As people have pointed out to me since, it's her job. She deals with all kinds of situations every day and if she got emotional over every single one she would be a mess and wouldn't be able to do her job properly but a small, tiny bit of compassion wouldn't have gone amiss.
Wow, I was gobsmacked and at the time all I wanted to do was get out of there, which was probably a good thing, if I had stayed a moment longer I may have smacked her in the face?! I had never been through anything like this before so I didn't know what to expect but I did not expect that.

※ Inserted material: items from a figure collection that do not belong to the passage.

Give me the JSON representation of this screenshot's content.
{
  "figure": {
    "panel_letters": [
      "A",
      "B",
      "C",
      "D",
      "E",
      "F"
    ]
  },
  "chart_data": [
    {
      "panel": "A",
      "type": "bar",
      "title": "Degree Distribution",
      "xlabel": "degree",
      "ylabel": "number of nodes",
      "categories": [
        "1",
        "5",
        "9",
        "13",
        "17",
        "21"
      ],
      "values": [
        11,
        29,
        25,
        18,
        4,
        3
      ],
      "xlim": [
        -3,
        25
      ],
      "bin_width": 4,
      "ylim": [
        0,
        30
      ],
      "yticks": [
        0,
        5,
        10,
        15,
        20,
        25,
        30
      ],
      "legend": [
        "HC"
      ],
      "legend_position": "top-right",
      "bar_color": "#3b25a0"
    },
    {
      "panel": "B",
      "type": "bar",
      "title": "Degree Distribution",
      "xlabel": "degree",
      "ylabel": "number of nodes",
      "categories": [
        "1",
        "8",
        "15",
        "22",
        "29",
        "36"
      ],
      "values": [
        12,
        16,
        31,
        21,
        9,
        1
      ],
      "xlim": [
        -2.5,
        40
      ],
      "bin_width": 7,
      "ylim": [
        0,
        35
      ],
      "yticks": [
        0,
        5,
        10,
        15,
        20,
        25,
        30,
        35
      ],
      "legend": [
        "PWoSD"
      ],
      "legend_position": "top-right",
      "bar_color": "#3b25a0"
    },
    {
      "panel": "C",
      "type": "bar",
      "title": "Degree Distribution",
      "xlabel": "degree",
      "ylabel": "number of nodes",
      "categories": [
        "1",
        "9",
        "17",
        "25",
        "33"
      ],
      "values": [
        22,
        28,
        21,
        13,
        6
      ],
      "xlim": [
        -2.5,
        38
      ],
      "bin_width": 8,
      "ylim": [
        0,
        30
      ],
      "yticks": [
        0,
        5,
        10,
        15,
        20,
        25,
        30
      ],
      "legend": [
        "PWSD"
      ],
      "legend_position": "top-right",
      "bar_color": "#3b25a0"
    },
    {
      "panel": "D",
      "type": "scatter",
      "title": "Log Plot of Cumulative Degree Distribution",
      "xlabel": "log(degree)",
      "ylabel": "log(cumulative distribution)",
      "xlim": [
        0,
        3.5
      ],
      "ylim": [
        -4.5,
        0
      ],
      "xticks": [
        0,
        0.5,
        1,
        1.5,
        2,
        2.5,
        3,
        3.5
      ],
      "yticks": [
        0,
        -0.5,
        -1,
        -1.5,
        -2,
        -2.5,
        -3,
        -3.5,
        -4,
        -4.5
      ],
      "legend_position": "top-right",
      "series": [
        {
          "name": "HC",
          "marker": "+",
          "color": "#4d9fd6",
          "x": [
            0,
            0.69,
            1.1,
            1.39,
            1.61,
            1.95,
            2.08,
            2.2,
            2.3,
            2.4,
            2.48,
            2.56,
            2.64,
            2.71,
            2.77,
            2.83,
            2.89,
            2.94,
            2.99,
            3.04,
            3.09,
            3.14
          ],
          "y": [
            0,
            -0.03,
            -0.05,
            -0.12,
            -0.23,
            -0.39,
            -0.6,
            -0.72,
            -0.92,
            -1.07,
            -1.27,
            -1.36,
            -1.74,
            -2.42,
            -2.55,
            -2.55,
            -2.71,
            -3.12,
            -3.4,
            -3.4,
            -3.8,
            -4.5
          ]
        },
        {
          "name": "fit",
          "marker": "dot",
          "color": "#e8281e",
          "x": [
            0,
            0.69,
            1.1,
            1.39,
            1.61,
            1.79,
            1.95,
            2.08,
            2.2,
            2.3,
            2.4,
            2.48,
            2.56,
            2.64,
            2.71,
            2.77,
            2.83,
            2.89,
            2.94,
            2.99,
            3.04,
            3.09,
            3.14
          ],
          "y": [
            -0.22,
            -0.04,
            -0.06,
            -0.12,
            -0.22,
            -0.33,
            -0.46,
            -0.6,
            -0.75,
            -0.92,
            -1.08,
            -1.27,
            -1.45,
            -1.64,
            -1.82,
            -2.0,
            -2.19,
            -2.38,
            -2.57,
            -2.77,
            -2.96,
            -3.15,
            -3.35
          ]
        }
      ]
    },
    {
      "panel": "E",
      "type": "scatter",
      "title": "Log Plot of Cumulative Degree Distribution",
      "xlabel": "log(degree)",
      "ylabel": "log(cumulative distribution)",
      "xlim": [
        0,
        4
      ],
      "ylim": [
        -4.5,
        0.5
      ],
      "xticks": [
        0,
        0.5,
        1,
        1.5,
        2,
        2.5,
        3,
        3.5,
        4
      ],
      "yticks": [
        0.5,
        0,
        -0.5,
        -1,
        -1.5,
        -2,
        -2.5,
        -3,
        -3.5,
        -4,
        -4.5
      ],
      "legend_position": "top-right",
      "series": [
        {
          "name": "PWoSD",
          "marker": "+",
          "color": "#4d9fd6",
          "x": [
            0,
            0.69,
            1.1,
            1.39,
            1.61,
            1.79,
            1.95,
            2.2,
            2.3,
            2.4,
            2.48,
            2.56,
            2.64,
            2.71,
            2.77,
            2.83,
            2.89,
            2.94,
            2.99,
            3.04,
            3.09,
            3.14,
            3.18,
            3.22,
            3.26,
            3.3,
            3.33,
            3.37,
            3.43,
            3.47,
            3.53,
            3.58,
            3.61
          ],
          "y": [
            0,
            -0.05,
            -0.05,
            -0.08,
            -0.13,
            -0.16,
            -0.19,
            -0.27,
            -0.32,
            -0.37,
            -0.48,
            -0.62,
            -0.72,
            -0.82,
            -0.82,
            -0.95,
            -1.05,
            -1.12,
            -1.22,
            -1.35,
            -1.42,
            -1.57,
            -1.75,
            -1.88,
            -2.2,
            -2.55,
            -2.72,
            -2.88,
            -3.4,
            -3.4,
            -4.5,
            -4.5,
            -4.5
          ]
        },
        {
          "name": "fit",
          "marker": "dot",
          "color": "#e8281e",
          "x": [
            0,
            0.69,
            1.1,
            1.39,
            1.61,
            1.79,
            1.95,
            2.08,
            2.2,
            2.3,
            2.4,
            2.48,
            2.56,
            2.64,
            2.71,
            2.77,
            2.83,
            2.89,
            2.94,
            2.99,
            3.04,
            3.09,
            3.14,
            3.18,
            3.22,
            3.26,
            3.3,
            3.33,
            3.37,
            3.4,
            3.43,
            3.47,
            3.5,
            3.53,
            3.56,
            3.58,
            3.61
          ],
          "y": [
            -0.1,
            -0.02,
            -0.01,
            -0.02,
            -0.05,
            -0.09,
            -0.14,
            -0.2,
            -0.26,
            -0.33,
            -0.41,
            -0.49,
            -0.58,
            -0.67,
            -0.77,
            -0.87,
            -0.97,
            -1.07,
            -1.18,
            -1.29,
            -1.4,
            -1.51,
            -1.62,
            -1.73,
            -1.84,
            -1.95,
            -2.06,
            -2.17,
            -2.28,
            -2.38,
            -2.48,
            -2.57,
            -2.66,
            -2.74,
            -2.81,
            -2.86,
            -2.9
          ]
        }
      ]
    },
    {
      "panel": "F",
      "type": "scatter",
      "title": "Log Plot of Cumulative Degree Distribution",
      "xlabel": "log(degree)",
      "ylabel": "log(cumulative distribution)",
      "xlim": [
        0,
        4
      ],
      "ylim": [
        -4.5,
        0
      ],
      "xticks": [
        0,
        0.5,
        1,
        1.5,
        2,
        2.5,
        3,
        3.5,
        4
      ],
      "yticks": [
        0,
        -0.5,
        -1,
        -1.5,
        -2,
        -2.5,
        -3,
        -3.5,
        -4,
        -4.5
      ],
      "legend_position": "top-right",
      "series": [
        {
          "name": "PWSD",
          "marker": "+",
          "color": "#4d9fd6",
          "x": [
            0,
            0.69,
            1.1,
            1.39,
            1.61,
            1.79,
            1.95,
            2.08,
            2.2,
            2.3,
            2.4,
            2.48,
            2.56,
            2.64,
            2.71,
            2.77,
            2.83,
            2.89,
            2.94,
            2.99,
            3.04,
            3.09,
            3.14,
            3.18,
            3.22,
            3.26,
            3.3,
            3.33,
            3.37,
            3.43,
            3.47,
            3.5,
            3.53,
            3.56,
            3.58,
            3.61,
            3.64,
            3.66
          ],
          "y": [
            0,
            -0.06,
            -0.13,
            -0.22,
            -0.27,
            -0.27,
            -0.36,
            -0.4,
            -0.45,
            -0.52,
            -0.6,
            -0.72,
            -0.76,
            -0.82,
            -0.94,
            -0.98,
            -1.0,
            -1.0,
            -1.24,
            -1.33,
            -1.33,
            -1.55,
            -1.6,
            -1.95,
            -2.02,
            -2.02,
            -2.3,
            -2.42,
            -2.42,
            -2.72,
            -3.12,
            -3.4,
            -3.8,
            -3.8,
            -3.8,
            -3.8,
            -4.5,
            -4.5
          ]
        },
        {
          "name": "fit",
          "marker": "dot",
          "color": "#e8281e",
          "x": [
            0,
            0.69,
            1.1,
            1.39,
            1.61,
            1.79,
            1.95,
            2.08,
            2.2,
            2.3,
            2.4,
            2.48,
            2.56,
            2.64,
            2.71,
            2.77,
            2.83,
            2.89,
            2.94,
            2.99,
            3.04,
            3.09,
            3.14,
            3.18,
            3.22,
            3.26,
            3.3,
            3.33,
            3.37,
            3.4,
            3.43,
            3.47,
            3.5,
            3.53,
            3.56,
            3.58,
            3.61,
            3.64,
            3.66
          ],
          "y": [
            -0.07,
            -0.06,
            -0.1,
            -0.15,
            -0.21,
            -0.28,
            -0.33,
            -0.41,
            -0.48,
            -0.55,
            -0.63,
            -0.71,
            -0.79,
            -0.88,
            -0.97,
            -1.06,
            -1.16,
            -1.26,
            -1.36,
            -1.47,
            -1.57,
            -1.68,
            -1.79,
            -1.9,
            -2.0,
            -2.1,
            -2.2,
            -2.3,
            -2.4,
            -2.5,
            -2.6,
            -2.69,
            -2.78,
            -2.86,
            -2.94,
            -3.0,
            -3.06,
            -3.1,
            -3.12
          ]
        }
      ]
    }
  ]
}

So life went on, it had to go on. I had four other children to look after and I had to look after myself too. I had many friends who I had already told about my pregnancy and who were amazingly supportive throughout it all and were always there when I needed them. I had those moments months on where you forget that you had signed up to various baby websites and you get an email telling you that your due date is approaching, you receive a free sample or voucher for newborn nappies through the post and it hits home.
We were very fortunate to find out we were expecting again just a couple of months later. I had never spent a pregnancy feeling quite so scared about what could happen until now. Our usual early announcements turned into a 20 week scan picture announcement, the longest I have ever left it! Our rainbow baby Blake was born in August 2012 and he is amazing. I will never forgot what I went through and I will never forget what the doctor said to me, I am enjoying life with my five children even though it is extremely hectic at times but you can never forget the loss of a baby, it does get easier though.